Tren Bunga Turun

Penulis

Rabu, 31 Mei 2017 02:33 WIB

Tri Winarno
Peneliti senior Bank Indonesia

Sejak resesi besar pada 2007-2009, bank sentral utama dunia masih menahan bunga pada tingkat yang sangat rendah, mendekati nol persen. Bahkan, di Amerika Serikat, setelah The Fed menaikkan beberapa kali tingkat bunganya, tingkat bunga jangka pendek tetap di bawah 1 persen serta tingkat bunga jangka panjang dan obligasi pemerintah juga sama rendahnya. Sampai sekarang bank sentral utama dunia masih menopang pasar uang dunia dengan membeli obligasi dalam jumlah yang masih masif dan tetap menahannya sebagai aset utama sehingga tingkat bunga masih bertahan sangat rendah.

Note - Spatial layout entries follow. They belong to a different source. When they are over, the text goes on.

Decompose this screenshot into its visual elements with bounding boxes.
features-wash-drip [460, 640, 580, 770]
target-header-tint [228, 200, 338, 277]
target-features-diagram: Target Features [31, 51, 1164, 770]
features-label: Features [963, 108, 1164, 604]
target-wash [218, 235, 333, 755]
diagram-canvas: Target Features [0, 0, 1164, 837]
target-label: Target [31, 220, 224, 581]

Mengapa ekonomi global perlu dibantu dengan kebijakan moneter yang sangat longgar dan mengapa begitu lama? Kalau jawabannya akibat dari resesi besar yang terjadi pada rentang waktu 2007-2009, argumen itu sangat menyederhanakan penyebab utamanya.

Tingkat bunga jangka panjang riil tidak mencapai titik terendah dalam rentang waktu 2007-2009. Kalau data imbal hasil (yield) obligasi pemerintah AS tenor sepuluh tahun dibentangkan dalam rentang waktu 35 tahun, di situ terlihat tren menurun, termasuk selama masa resesi besar tersebut. Imbal hasil obligasi pemerintah AS itu adalah 3,5 persen pada 2009, yaitu pada akhir resesi. Sekarang yield tersebut hanya berkisar 2 persen.

Hal yang sama terjadi pada tingkat bunga riil. Selama resesi besar, imbal hasil sekuritas riil AS tenor sepuluh tahun (TIPS) mencapai hampir 3 persen pada titik tertentu dan berada di sekitar 2 persen pada pengujung resesi. Sejak itu, imbal hasil TIPS terus menurun dan tetap rendah, mencapai 0,5 persen pada Mei 2017.

Fakta bahwa masyarakat mau menyimpan dananya selama 10 tahun (dalam jangka panjang) dengan tingkat bunga maupun imbal hasil yang begitu rendah menunjukkan bahwa terdapat kecenderungan pesimistis terhadap perkembangan perekonomian global jangka panjang. Ini merupakan pembenaran nyata terhadap pandangan adanya secular stagnation, kondisi melemahnya ekonomi global yang berkepanjangan. Istilah tersebut dipopulerkan Menteri Keuangan AS Lawrence Summers dalam pidatonya di IMF pada November 2013. Kemudian, ekonom Paul Krugman menulis di New York Times tentang tema tersebut, sehingga istilah itu menjadi populer.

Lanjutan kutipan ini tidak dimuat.